Chinese tourists to N. Korea on rise: official
SEJONG, July 31 (Yonhap) -- The number of Chinese tourists to North Korea appears to be rapidly growing this year, a report showed Wednesday, amid warming relations between the two communist neighbors.
In the report on North Korea published by the state-run Korea Development Institute, Kim Han-gyu, a deputy director at the Korea Tourism Organization, estimated that the number of Chinese tourists to North Korea hit a record high last year, and the trend is likely to persist for the time being.
"This is a probable scenario if current relations between North Korea and China, and the international political situation either persist or improve," Kim said.
In June, Chinese President Xi Jinping visited North Korea for the first time since he came to power in 2012, a trip that suggested that bilateral relations are back on track after being strained over Pyongyang's nuclear tests in recent years.
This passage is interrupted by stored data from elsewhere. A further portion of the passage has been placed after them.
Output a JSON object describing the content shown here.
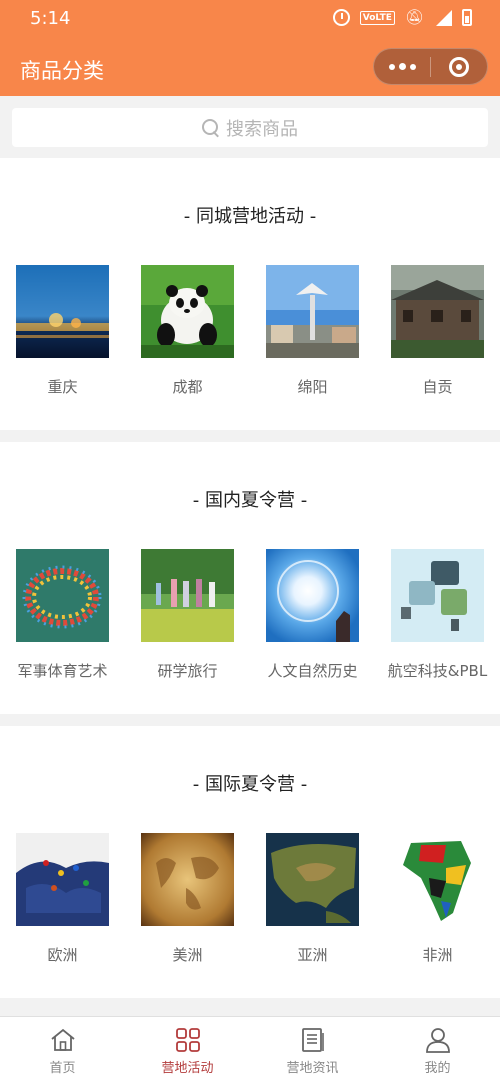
{
  "status_bar": {
    "time": "5:14",
    "network_badge": "VoLTE",
    "network_type": "4G"
  },
  "titlebar": {
    "title": "商品分类"
  },
  "search": {
    "placeholder": "搜索商品"
  },
  "sections": [
    {
      "title": "-  同城营地活动  -",
      "items": [
        {
          "label": "重庆",
          "image": "chongqing-night-skyline"
        },
        {
          "label": "成都",
          "image": "panda"
        },
        {
          "label": "绵阳",
          "image": "mianyang-monument"
        },
        {
          "label": "自贡",
          "image": "zigong-old-buildings"
        }
      ]
    },
    {
      "title": "-  国内夏令营  -",
      "items": [
        {
          "label": "军事体育艺术",
          "image": "kayak-ring"
        },
        {
          "label": "研学旅行",
          "image": "group-in-field"
        },
        {
          "label": "人文自然历史",
          "image": "sun-halo"
        },
        {
          "label": "航空科技&PBL",
          "image": "puzzle-pieces"
        }
      ]
    },
    {
      "title": "-  国际夏令营  -",
      "items": [
        {
          "label": "欧洲",
          "image": "europe-map-flags"
        },
        {
          "label": "美洲",
          "image": "antique-map"
        },
        {
          "label": "亚洲",
          "image": "asia-satellite-map"
        },
        {
          "label": "非洲",
          "image": "africa-flag-map"
        }
      ]
    }
  ],
  "tabbar": {
    "items": [
      {
        "label": "首页",
        "icon": "home-icon",
        "active": false
      },
      {
        "label": "营地活动",
        "icon": "grid-icon",
        "active": true
      },
      {
        "label": "营地资讯",
        "icon": "news-icon",
        "active": false
      },
      {
        "label": "我的",
        "icon": "user-icon",
        "active": false
      }
    ]
  },
  "colors": {
    "header": "#f8864a",
    "active_tab": "#b33c3c",
    "page_bg": "#f2f2f2"
  }
}
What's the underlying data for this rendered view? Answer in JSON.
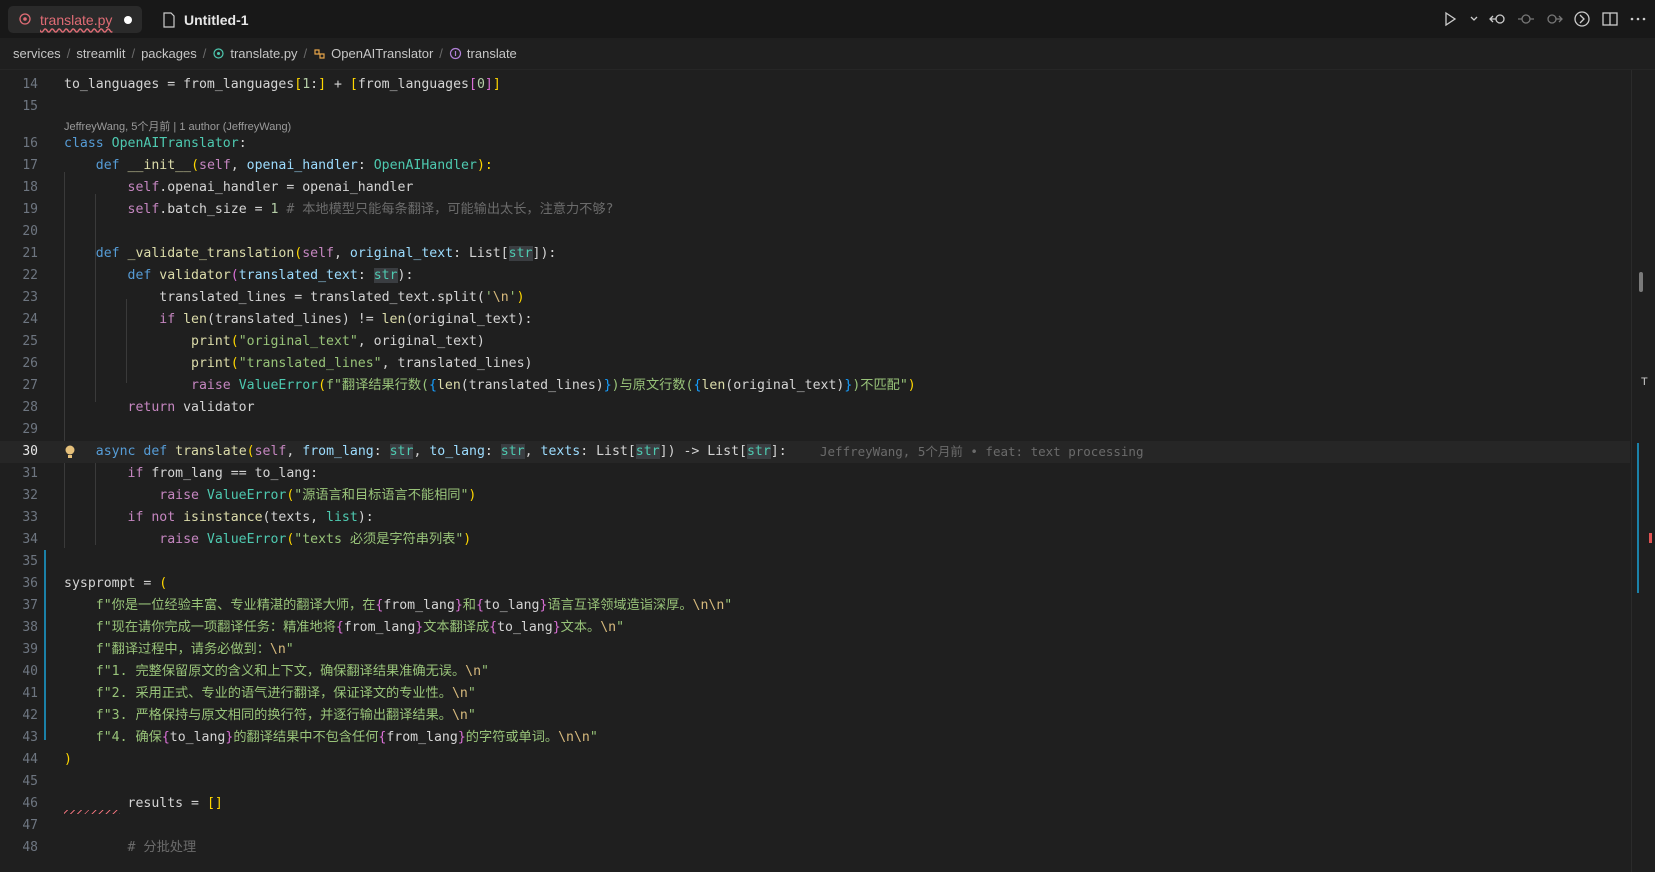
{
  "tabs": [
    {
      "label": "translate.py",
      "active": true,
      "modified": true
    },
    {
      "label": "Untitled-1",
      "active": false
    }
  ],
  "breadcrumb": [
    "services",
    "streamlit",
    "packages",
    "translate.py",
    "OpenAITranslator",
    "translate"
  ],
  "blame_header": "JeffreyWang, 5个月前 | 1 author (JeffreyWang)",
  "inline_blame": "JeffreyWang, 5个月前 • feat: text processing",
  "current_line": 30,
  "line_numbers": [
    "14",
    "15",
    "16",
    "17",
    "18",
    "19",
    "20",
    "21",
    "22",
    "23",
    "24",
    "25",
    "26",
    "27",
    "28",
    "29",
    "30",
    "31",
    "32",
    "33",
    "34",
    "35",
    "36",
    "37",
    "38",
    "39",
    "40",
    "41",
    "42",
    "43",
    "44",
    "45",
    "46",
    "47",
    "48"
  ],
  "code": {
    "l14": [
      "to_languages = from_languages",
      "[",
      "1",
      ":",
      "]",
      " + ",
      "[",
      "from_languages",
      "[",
      "0",
      "]",
      "]"
    ],
    "l16": [
      "class ",
      "OpenAITranslator",
      ":"
    ],
    "l17": [
      "def ",
      "__init__",
      "(",
      "self",
      ", ",
      "openai_handler",
      ": ",
      "OpenAIHandler",
      "):"
    ],
    "l18": [
      "self",
      ".openai_handler = openai_handler"
    ],
    "l19": [
      "self",
      ".batch_size = ",
      "1",
      " # 本地模型只能每条翻译，可能输出太长，注意力不够?"
    ],
    "l21": [
      "def ",
      "_validate_translation",
      "(",
      "self",
      ", ",
      "original_text",
      ": List[",
      "str",
      "]):"
    ],
    "l22": [
      "def ",
      "validator",
      "(",
      "translated_text",
      ": ",
      "str",
      "):"
    ],
    "l23": [
      "translated_lines = translated_text.split(",
      "'",
      "\\n",
      "'",
      ")"
    ],
    "l24": [
      "if ",
      "len",
      "(translated_lines) != ",
      "len",
      "(original_text):"
    ],
    "l25": [
      "print",
      "(",
      "\"original_text\"",
      ", original_text)"
    ],
    "l26": [
      "print",
      "(",
      "\"translated_lines\"",
      ", translated_lines)"
    ],
    "l27": [
      "raise ",
      "ValueError",
      "(",
      "f\"翻译结果行数(",
      "{",
      "len",
      "(translated_lines)",
      "}",
      ")与原文行数(",
      "{",
      "len",
      "(original_text)",
      "}",
      ")不匹配\"",
      ")"
    ],
    "l28": [
      "return ",
      "validator"
    ],
    "l30": [
      "async ",
      "def ",
      "translate",
      "(",
      "self",
      ", ",
      "from_lang",
      ": ",
      "str",
      ", ",
      "to_lang",
      ": ",
      "str",
      ", ",
      "texts",
      ": List[",
      "str",
      "]) -> List[",
      "str",
      "]:"
    ],
    "l31": [
      "if ",
      "from_lang == to_lang:"
    ],
    "l32": [
      "raise ",
      "ValueError",
      "(",
      "\"源语言和目标语言不能相同\"",
      ")"
    ],
    "l33": [
      "if not ",
      "isinstance",
      "(texts, ",
      "list",
      "):"
    ],
    "l34": [
      "raise ",
      "ValueError",
      "(",
      "\"texts 必须是字符串列表\"",
      ")"
    ],
    "l36": [
      "sysprompt = ",
      "("
    ],
    "l37": [
      "f\"你是一位经验丰富、专业精湛的翻译大师，在",
      "{",
      "from_lang",
      "}",
      "和",
      "{",
      "to_lang",
      "}",
      "语言互译领域造诣深厚。",
      "\\n\\n",
      "\""
    ],
    "l38": [
      "f\"现在请你完成一项翻译任务：精准地将",
      "{",
      "from_lang",
      "}",
      "文本翻译成",
      "{",
      "to_lang",
      "}",
      "文本。",
      "\\n",
      "\""
    ],
    "l39": [
      "f\"翻译过程中，请务必做到：",
      "\\n",
      "\""
    ],
    "l40": [
      "f\"1. 完整保留原文的含义和上下文，确保翻译结果准确无误。",
      "\\n",
      "\""
    ],
    "l41": [
      "f\"2. 采用正式、专业的语气进行翻译，保证译文的专业性。",
      "\\n",
      "\""
    ],
    "l42": [
      "f\"3. 严格保持与原文相同的换行符，并逐行输出翻译结果。",
      "\\n",
      "\""
    ],
    "l43": [
      "f\"4. 确保",
      "{",
      "to_lang",
      "}",
      "的翻译结果中不包含任何",
      "{",
      "from_lang",
      "}",
      "的字符或单词。",
      "\\n\\n",
      "\""
    ],
    "l44": [
      ")"
    ],
    "l46": [
      "results = ",
      "[]"
    ],
    "l48": [
      "# 分批处理"
    ]
  },
  "colors": {
    "background": "#1f1f1f",
    "keyword": "#c586c0",
    "function": "#dcdcaa",
    "class": "#4ec9b0",
    "string": "#98c379",
    "modified_tab": "#e06c75"
  },
  "icons": [
    "python-file-icon",
    "file-icon",
    "run-icon",
    "chevron-down-icon",
    "go-back-icon",
    "go-forward-icon",
    "open-changes-icon",
    "git-commit-icon",
    "split-editor-icon",
    "more-icon",
    "class-icon",
    "method-icon",
    "lightbulb-icon"
  ]
}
The bilateral ties -- once described as being as close as "lips and teeth" -- had been soured over the North's defiant pursuit of nuclear weapons.
North Korea has stepped up efforts to attract more tourists in an apparent bid to earn hard currency in the face of U.N. sanctions over its nuclear tests and its long-range rocket launches.
In 2002, 121,000 Chinese visited North Korea, accounting for 62.4 percent of all foreign tourists to the North that year.
The number of Chinese tourists fell sharply to 24,000 in 2009, when North Korea carried out a second nuclear test in May that year.
But Chinese Premier Wen Jiabao visited Pyongyang in October 2009 and signed a deal with North Korea on Approved Destination Status, an arrangement that has led to a surge of Chinese tourists in North Korea.
The number of Chinese tourists reached 237,000 in 2012, up from 131,000 in 2010.
Kim said Xi's visit to North Korea is a sort of deja vu of Wen's trip in 2009.